Let’s dive right into it.
1. Look for a low APR when taking the loan
The devil is in the details with a personal loan. While many people make all the right decisions when taking out a loan, a common mistake people tend to make is by taking a loan with a higher APR.
In case you’re wondering, an APR (Annual Percentage Rate) is the cost and fees you pay each year for taking the loan. It reflects the interest rate and also the overall cost you need to pay to get the loan in the first place. That’s why you should always look for a low APR, since that would save you more money in the long run.
For instance, when looking to apply online for a personal loan, make sure you compare the APRs between different personal loan offerings and find the one that best suits you. As a rule of thumb, try to find an APR that’s either 10% or lower, since that will let you start by paying a lower fixed payment on a monthly basis.
2. Compare the interest rates offered and make your best pick
The last thing you’d want to do is go for the first offer you find and later realize that the deal you got wasn’t so great after all, when compared to what other competitors are offering.
The best practice is to make a list of all the various lenders offering personal loans within your budget, and then use a platform online to compare the interest rates offered by all the financial lenders you’re considering.
Another few ways in which you can find lower interest rates are through the following ways:
- Maintain a great credit score—the higher your score, the better it’s going to be for you
- Keep an eye out for limited period offers and seasonal discounts that lenders give out at different times of the year
- If you’re working, use your professional credibility to lower your interest rates
It may also be worth comparing whether it’s better to get a personal loan or a line of credit.

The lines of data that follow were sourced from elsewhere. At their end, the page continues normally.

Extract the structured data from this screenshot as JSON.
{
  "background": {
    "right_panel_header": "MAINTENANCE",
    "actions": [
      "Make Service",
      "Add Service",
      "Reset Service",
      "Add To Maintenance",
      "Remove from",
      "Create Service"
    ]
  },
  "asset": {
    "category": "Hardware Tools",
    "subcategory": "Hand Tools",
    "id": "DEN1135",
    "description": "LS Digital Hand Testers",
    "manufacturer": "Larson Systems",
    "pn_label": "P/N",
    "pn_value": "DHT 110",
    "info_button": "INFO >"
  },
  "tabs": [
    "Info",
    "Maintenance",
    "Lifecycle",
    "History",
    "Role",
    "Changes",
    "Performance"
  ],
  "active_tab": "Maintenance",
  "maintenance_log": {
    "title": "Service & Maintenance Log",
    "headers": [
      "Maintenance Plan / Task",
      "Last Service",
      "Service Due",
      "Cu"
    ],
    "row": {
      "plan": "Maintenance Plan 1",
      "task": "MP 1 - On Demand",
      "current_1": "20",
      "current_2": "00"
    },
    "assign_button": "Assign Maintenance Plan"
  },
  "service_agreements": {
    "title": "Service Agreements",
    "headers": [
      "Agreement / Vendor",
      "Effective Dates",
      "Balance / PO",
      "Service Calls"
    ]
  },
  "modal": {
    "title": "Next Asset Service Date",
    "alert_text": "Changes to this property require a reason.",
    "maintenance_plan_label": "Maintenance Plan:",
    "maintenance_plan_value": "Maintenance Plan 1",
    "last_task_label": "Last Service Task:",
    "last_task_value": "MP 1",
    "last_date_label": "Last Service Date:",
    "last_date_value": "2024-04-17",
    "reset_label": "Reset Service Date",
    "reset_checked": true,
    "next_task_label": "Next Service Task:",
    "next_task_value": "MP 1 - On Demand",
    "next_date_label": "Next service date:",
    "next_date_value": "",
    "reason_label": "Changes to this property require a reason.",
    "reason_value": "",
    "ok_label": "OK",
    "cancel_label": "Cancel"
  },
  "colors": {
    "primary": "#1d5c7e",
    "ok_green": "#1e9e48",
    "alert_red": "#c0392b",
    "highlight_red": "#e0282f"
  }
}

3. Check the repayment period
When considering the repayment period of a loan, remember that this is how it works—the longer your repayment period is, the lesser your EMI amount is going to be.
On the other hand, a longer repayment period also means that the overall interest that you pay is going to be higher, which is why it’s always best to go for a shorter repayment period if possible. Take a look at your budget to see what payments you can afford to make (and make a plan NOW for repaying the loan).
4. Double-check the credibility of the lender
Last but not least, check if the lender is credible and try to go for lenders whom your personal friends and family have been in contact with to minimize the risk of getting scammed.
Long ago, banks were the only lenders so there were lesser chances of fraudsters cheating you out of your money. But with the rise of private and individual lenders, it doesn’t hurt to be extra cautious before you make the final move!